The challenge is in infusing vegetable soups with enough flavor to make them satisfying to both vegetarian and nonvegetarian diners. Morrison emphasizes building flavors by taking the time to slowly sweat shallots or onions and garlic to form the base of the soup. He also has played with texture, as by puréeing silken tofu with a pinch of saffron into a vegan white-asparagus soup.
Nostalgic or New?
Although bolder-flavor soups are on the rise, consumers won't abandon old favorites. Smith says soup selection is "a balance between sentiment and new, exciting ideas, as long as you keep in mind a level of comfort." Classic creamy soups such as clam chowder always are available on Au Bon Pain's soup bar.
Revising classics can be successful, as Smith found with Bruegger's Chicken Spaetzle, which replaces noodles with spaetzle dumplings. Not only did the spaetzle add novelty to the soup, but also it held up better in the pot. Similarly, New England Soup Factory's Druker makes a few chicken-soup variations; she refers to her chicken-pot-pie soup as "the ultimate comfort zone." A chicken-stock base is thickened into a roux to form a creamy velouté that enrobes chunks of carrots and pearl onions poured into a vol-au-vent. With her chicken vegetable soup, customers can elect to add a matzo ball that Druker describes as being "the size of a softball."
It's no surprise that traditional soups have staying power, because it isn't only customers who yearn for the classics. Morrison says that in the fall, when temperatures drop, his thoughts turn to his grandmother's classic New England clam chowder. "In fact," he says, "I'm thinking of making it tonight."
Classic Versus Contemporary
During summer, Executive Chef Chad Kornetzke of Lola's on the Lake at the Osthoff Resort in Elkhart Lake, Wis., likes to experiment with soups, as by caramelizing the outside of cauliflower and then adding to the cauliflower saffron, vegetable stock and cream.
However, in winter, when tourists and vacation-home visitors are fewer, he makes classic soups with contemporary twists. One of the most popular soups he serves is made with potato, celeriac and cheese; it highlights locally produced Gruyère cheese and Wisconsin bacon. Year-round in the resort's informal dining room, tomato basil bisque is the favorite.
Like Kornetzke, many other chefs alternate between classic and contemporary flavors in soups to satisfy regular guests and keep menus fresh.
- Chicken and Rice: Lime, cilantro and jalapeÁ±o give this classic soup new dimension at California Cafe in Los Gatos, Calif.
- Butternut Squash and Apple: Flavored with leeks and apple cider, this soup is one of the most popular recipes served at the University Club at the University of Michigan in Ann Arbor, Mich.
- Mushroom Chowder: Large slices of mushrooms and chunks of potatoes come together in a thick, creamy soup that is a favorite at Gifford Medical Center in Randolph, Vt.

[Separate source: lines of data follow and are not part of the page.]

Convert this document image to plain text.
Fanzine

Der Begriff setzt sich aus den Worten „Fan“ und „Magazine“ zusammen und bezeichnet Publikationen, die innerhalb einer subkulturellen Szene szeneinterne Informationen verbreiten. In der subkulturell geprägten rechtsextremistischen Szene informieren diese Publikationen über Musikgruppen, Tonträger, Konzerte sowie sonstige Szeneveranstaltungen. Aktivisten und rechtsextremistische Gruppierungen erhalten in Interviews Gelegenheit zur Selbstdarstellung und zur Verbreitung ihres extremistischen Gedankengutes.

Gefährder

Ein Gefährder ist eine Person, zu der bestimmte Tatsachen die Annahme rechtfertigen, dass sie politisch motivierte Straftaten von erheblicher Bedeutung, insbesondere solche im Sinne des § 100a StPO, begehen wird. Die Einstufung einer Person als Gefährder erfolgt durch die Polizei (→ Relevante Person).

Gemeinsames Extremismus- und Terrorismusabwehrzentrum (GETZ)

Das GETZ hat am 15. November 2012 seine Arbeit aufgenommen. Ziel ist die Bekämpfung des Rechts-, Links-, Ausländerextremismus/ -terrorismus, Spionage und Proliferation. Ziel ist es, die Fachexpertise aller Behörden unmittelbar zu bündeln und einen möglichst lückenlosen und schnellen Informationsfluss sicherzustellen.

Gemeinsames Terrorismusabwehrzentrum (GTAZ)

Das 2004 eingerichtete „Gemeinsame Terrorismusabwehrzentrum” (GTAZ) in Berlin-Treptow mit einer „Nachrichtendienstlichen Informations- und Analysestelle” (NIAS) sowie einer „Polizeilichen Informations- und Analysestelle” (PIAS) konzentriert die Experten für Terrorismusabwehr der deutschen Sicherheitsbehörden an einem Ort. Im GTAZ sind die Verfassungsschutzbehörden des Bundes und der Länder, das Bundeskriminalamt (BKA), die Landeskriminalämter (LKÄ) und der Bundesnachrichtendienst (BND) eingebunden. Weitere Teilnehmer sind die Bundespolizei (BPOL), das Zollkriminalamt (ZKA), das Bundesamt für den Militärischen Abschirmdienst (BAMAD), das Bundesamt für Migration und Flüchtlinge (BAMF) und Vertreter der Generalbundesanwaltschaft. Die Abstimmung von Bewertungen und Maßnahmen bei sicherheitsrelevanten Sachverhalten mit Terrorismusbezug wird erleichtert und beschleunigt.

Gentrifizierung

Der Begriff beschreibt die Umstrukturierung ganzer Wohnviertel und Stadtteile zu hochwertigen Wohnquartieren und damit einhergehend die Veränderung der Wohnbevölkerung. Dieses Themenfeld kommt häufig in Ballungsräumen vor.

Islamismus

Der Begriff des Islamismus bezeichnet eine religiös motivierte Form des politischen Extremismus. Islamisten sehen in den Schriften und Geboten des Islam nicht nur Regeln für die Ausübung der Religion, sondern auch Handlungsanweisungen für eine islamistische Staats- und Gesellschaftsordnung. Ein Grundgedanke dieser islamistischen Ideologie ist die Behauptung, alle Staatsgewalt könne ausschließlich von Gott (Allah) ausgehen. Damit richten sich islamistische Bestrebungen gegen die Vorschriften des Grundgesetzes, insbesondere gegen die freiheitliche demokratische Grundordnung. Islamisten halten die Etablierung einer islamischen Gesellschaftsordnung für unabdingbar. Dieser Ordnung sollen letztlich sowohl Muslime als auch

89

- Blueberry Soup: Spiked with cardamom, cinnamon and orange, this classic Scandinavian soup, served hot, debuted on Au Bon Pain's menu this fall.
- Spring Potato Melon Soup: The bold combination of chilled melon soup and a hot potato soup became a daily summer- soup special at Norma's at the Topnotch Resort in Stowe, Vt.
- Moroccan-Spiced Chorizo Soup: Caramelized chorizo, garlic, eggplant and onions come together in a Moroccan-spiced roasted tomato broth at Lola's on the Lake.
What soup descriptors sway consumers?
According to Chicago-based researcher Technomic Inc.'s 2007 Soup Category Report, top terms include "hearty", "unique blend" and "simmered for 10 hours."
In challenging soup purveyors to create soups that would appeal to guests, Executive Chef Philip Smith of Burlington, Vt.-based Bruegger's discovered that the terms "organic" and "natural" were a little too left-of-center for customers. What they really wanted to hear, Smith says, was that soups were flavorful and hearty, as with its Chicken Spaetzle Bagel Bowl.